Recently, Delta announced that it would refund some ticket taxes, but a closer look reveals that this refund only applies to taxes previously collected for travel after the FAA shutdown. And even then travelers must apply for it.
Last week a compromise was reached that ended this particular problem, at least temporarily, but it does show that sometimes airlines will say things that appear aimed more at their bottom lines than yours. Other examples…
1. “Our partner isn’t offering that award.”
Passengers hoping to book a premium-class award ticket with United Airlines miles are frequently told that the partner carrier is not offering the award seat – when in fact that airline did make the seat available, but United Airlines blocked it to save money. This practice was uncovered by a reporter years ago, but United hasn’t told its staff of this policy, and they continue to blame the other carriers.
2. “You can redeem miles for travel with any of our partners.”
US Airways lists partners such as Royal Jordanian, Qatar, Virgin Atlantic, and Singapore. But don’t try using your miles to book awards with them.
Their partner award chart, released last year, notes in the fine print that awards on Qatar and Royal Jordanian are “temporarily not available.” It also mentions that Virgin Atlantic awards are only available in economy class. Finally, there’s no documentation of this important fact: Singapore only offers partner award seats on the handful of remaining aircraft with an older interior.
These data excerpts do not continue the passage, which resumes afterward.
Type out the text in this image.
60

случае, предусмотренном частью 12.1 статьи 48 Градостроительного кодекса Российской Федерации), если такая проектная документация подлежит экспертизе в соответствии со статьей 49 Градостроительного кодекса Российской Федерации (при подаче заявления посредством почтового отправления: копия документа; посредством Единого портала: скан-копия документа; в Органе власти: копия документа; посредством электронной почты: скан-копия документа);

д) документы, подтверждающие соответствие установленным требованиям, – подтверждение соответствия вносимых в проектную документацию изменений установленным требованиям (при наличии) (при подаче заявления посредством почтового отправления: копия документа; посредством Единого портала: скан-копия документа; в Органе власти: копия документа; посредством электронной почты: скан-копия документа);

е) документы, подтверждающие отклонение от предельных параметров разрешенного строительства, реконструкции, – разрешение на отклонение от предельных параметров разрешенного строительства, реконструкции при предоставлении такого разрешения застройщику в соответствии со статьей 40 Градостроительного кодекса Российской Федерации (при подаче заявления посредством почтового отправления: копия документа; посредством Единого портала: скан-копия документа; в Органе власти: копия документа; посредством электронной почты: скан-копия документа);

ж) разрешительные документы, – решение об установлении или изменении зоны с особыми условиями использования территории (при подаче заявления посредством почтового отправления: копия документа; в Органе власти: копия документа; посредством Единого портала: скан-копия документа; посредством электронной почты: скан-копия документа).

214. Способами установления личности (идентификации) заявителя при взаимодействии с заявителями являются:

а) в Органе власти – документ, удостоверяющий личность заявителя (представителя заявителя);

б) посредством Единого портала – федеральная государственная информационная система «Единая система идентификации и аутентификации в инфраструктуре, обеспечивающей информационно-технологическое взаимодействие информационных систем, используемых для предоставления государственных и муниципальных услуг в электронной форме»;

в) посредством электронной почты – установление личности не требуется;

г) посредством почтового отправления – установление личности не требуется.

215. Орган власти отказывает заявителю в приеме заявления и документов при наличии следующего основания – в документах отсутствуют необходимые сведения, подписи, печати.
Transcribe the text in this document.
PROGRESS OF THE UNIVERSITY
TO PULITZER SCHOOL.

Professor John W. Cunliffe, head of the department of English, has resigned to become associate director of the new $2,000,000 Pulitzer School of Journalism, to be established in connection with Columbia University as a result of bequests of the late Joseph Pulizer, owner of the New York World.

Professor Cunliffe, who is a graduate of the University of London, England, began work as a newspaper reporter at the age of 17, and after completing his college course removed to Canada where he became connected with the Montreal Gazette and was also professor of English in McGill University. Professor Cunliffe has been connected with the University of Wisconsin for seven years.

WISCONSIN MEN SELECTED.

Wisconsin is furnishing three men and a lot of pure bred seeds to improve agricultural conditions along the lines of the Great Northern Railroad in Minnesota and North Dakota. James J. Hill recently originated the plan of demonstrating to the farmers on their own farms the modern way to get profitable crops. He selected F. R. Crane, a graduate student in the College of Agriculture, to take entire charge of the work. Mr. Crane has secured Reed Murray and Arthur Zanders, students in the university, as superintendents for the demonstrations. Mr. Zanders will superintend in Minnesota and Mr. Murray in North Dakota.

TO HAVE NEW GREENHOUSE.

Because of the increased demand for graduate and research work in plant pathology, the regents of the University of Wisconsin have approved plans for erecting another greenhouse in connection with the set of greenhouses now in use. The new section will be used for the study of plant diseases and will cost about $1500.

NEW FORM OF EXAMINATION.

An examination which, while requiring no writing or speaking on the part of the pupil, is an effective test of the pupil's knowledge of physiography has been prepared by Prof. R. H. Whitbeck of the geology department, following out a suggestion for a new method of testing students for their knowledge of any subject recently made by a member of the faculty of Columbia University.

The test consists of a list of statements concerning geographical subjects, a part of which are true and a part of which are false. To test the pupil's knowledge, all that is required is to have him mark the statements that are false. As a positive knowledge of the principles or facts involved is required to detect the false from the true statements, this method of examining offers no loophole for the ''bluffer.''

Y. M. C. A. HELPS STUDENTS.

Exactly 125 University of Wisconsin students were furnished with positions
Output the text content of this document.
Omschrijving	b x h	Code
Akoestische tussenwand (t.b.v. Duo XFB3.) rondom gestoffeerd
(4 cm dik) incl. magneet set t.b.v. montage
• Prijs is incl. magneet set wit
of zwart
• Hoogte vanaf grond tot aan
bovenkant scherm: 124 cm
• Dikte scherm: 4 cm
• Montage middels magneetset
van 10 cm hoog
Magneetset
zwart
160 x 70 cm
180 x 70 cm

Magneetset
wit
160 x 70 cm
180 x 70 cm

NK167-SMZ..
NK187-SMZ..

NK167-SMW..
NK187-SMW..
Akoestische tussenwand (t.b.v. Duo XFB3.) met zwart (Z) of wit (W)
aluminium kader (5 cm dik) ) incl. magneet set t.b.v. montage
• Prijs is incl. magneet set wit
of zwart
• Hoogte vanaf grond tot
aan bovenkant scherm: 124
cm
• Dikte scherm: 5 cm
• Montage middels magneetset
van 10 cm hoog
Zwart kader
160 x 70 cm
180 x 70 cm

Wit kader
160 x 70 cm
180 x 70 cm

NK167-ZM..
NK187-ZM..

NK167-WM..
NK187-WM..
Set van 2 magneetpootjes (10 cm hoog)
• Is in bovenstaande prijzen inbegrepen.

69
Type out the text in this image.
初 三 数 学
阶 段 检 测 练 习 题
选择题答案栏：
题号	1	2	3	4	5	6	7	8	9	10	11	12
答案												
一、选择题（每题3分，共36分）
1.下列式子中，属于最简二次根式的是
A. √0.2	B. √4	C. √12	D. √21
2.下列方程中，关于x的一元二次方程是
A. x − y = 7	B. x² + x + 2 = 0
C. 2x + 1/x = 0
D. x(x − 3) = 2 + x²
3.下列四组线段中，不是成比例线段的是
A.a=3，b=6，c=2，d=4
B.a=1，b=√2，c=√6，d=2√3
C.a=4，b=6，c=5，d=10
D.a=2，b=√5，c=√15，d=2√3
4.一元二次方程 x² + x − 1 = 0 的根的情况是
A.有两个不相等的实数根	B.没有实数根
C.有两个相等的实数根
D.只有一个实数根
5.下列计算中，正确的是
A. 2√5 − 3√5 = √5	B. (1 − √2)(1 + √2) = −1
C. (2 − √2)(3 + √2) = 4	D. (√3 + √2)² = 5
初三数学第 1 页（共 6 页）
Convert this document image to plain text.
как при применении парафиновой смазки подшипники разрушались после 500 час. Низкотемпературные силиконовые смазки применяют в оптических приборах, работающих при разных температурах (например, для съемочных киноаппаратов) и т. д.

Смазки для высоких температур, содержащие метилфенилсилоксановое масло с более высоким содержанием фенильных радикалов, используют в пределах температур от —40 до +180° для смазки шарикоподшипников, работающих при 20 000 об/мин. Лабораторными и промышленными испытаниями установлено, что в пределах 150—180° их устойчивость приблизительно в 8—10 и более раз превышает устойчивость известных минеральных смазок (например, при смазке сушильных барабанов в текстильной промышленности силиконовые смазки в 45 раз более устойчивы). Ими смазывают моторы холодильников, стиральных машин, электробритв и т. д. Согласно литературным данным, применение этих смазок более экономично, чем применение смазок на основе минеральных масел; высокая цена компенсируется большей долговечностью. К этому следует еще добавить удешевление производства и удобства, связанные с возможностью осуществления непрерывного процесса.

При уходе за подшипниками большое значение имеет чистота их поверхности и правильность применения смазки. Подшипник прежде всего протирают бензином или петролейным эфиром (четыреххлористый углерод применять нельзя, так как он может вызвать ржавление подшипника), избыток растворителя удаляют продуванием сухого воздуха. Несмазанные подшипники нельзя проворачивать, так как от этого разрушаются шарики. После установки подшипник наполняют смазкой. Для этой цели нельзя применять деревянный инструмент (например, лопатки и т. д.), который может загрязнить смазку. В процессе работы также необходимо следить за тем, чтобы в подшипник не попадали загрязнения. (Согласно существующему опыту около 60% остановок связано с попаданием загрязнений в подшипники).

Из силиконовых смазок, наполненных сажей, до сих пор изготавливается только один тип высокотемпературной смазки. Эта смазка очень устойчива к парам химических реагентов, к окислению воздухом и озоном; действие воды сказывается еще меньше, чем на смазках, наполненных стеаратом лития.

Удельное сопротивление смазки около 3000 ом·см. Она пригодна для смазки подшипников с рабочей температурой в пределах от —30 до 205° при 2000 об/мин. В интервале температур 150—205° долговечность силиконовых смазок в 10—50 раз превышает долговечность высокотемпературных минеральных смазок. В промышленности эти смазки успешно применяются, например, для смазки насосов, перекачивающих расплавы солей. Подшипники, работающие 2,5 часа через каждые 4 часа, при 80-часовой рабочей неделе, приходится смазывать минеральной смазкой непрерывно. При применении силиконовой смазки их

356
3. “The weather caused your delay.”
Isn’t it convenient that the weather seems to cause most delays? That’s because the airlines get to wash their hands of their obligation to provide you with food and lodging in the event of an overnight delay – as long as the problem isn’t related to maintenance, crew scheduling, or other things within the airline’s control.
Some travelers have busted customer service agents who use the weather excuse by consulting their cargo websites, which should also indicate weather problems in relation to flight delays. Some have even hired forensic meteorologists to challenge airlines’ claims.
4. “There are no seat assignments available.”
It’s annoying to try to select a seat online, only to be shown that the good seats are taken or none at all are available. United Airlines will even show an outline of a person sitting in those seats to indicate that they’re “occupied.”
In fact, on most airlines some seats are reserved for passengers with special needs and others might be held for elite-status customers booking at the last minute. They could be honest and indicate this, but instead pretend they’re already taken.
5. “These baggage fees are necessary to offset the high price of oil.”
When oil prices soared in 2007 and 2008, some airlines cited crude prices when they imposed baggage fees and fuel surcharges. By January 2009, oil was trading at 2004 prices, yet those fees were never dropped. Unlike fuel surcharges imposed by the shipping industry, there’s little correlation between airline bag fees and fuel consumed.
The airline industry is a tough business that’s rarely very profitable, but that is not an excuse for them to deceive their customers.